Namun, prospek kebijakan ke depan masih belum jelas karena ancaman tarif impor inflasi dari Pemerintahan AS yang baru dapat membuat pejabat The Fed lebih berhati-hati dalam melangkah.
Chris Larkin, Managing Director di E*Trade dari Morgan Stanley, menyatakan bila data Ekonomi AS positif, seperti Penjualan Ritel, dapat memperkuat alasan The Fed untuk menunda pemangkasan suku bunga pada Januari mendatang.
Dari dalam negeri, Bank Indonesia akan mengumumkan suku bunga acuan alias BI Rate pada siang hari ini, Rabu (18/12/2024).
Untuk keputusan Rapat Dewan Gubernur BI Desember ini, suara pasar terbilang terbelah.
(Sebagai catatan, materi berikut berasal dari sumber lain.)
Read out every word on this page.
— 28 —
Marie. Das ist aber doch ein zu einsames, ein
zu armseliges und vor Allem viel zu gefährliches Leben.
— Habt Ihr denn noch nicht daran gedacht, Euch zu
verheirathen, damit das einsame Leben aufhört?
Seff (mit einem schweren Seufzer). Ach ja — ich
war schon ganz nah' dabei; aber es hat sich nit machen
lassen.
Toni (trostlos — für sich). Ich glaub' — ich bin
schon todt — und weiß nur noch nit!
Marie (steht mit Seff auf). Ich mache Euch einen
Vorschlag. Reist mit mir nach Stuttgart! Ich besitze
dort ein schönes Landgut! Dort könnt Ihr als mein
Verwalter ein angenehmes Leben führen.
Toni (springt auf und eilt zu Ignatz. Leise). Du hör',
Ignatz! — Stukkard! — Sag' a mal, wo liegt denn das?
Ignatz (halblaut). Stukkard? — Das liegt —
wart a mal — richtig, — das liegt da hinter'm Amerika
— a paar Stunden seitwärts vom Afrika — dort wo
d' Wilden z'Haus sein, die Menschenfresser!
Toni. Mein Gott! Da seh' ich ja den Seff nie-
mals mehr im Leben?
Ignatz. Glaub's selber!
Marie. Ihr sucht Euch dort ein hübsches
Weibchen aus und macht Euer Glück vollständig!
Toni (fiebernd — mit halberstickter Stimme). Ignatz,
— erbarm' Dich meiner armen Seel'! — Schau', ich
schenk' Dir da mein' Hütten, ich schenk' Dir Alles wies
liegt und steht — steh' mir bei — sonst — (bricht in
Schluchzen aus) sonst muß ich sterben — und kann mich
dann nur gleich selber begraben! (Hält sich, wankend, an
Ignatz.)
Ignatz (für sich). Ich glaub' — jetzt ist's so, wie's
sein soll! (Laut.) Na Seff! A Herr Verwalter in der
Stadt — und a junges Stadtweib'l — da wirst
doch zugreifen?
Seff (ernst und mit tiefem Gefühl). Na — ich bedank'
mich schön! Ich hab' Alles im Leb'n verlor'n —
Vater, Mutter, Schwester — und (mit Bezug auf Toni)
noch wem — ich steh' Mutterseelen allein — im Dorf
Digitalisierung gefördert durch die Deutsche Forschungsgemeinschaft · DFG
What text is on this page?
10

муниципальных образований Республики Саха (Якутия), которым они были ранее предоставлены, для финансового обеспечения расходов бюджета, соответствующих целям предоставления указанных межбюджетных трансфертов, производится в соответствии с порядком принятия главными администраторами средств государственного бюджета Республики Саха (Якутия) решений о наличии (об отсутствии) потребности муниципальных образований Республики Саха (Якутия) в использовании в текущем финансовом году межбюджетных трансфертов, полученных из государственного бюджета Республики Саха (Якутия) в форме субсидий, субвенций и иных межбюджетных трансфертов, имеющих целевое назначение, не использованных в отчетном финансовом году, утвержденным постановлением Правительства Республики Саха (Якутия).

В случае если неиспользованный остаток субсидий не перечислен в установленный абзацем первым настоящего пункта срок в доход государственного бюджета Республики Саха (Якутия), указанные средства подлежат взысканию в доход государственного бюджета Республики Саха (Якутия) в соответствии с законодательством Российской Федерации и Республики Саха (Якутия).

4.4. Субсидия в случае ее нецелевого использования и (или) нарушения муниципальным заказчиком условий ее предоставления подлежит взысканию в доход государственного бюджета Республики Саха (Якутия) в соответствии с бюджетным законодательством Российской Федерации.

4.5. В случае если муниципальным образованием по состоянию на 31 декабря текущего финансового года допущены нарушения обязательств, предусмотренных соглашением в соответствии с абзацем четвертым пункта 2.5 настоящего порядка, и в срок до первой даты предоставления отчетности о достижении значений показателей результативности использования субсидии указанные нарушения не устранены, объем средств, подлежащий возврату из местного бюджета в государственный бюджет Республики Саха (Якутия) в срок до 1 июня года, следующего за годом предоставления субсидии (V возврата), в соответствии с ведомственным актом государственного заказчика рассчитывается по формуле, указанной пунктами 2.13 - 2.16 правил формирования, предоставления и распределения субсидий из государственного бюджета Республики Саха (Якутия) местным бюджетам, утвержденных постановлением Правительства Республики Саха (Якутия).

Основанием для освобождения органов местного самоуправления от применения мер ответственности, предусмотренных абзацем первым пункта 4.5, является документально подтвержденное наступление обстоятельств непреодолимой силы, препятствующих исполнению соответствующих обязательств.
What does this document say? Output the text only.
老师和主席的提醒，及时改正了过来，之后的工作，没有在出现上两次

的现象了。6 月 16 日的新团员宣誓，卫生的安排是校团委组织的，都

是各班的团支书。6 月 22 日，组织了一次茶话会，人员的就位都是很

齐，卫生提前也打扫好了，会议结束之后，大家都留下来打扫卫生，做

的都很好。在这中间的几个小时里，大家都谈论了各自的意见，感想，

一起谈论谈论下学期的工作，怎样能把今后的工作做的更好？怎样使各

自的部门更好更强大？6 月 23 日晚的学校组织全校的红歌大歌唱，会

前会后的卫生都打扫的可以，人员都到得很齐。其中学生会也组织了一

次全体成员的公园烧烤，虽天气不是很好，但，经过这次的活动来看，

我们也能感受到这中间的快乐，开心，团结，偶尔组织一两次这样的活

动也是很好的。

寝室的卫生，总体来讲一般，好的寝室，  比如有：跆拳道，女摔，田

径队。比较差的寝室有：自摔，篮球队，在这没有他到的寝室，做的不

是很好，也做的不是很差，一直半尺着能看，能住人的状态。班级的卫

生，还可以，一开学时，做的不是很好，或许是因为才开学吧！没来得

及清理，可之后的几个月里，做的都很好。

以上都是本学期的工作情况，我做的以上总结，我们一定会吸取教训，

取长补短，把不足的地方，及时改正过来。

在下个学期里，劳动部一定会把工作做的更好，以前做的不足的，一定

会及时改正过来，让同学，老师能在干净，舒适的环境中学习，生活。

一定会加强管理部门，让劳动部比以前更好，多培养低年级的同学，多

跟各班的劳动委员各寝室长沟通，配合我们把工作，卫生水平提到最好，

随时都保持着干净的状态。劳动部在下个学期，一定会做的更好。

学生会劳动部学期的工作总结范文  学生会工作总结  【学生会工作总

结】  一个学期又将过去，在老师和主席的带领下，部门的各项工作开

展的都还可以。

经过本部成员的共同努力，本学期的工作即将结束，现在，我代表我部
Dari 33 Ekonom/ Analis yang terlibat dalam pembentukan konsensus oleh Bloomberg pada Rabu (18/12/2024) pagi, sebanyak 20 memperkirakan BI Rate akan bertahan di 6%.
Sedangkan 13 lainnya memperkirakan suku bunga acuan turun 25 basis poin (bps) menjadi 5,75%.
Artinya, boleh dibilang peluang hold maupun cut nyaris sama kuat. Porsi yang memperkirakan BI Rate tetap adalah 60% dan yang mengestimasikan pemangkasan 25 bps adalah 40%.
Jadi sebelum semua terang-benderang, yaitu saat Gubernur Perry Warjiyo membacakan keputusan, maka sepertinya pasar akan cenderung wait and see.
Pelemahan rupiah membuat keputusan Bank Indonesia seputar suku bunga acuan menjadi rumit. Di satu sisi, Indonesia butuh pelonggaran moneter untuk mendukung pertumbuhan ekonomi. Namun di sisi lain, rupiah perlu dukungan suku bunga yang menarik bagi arus modal global.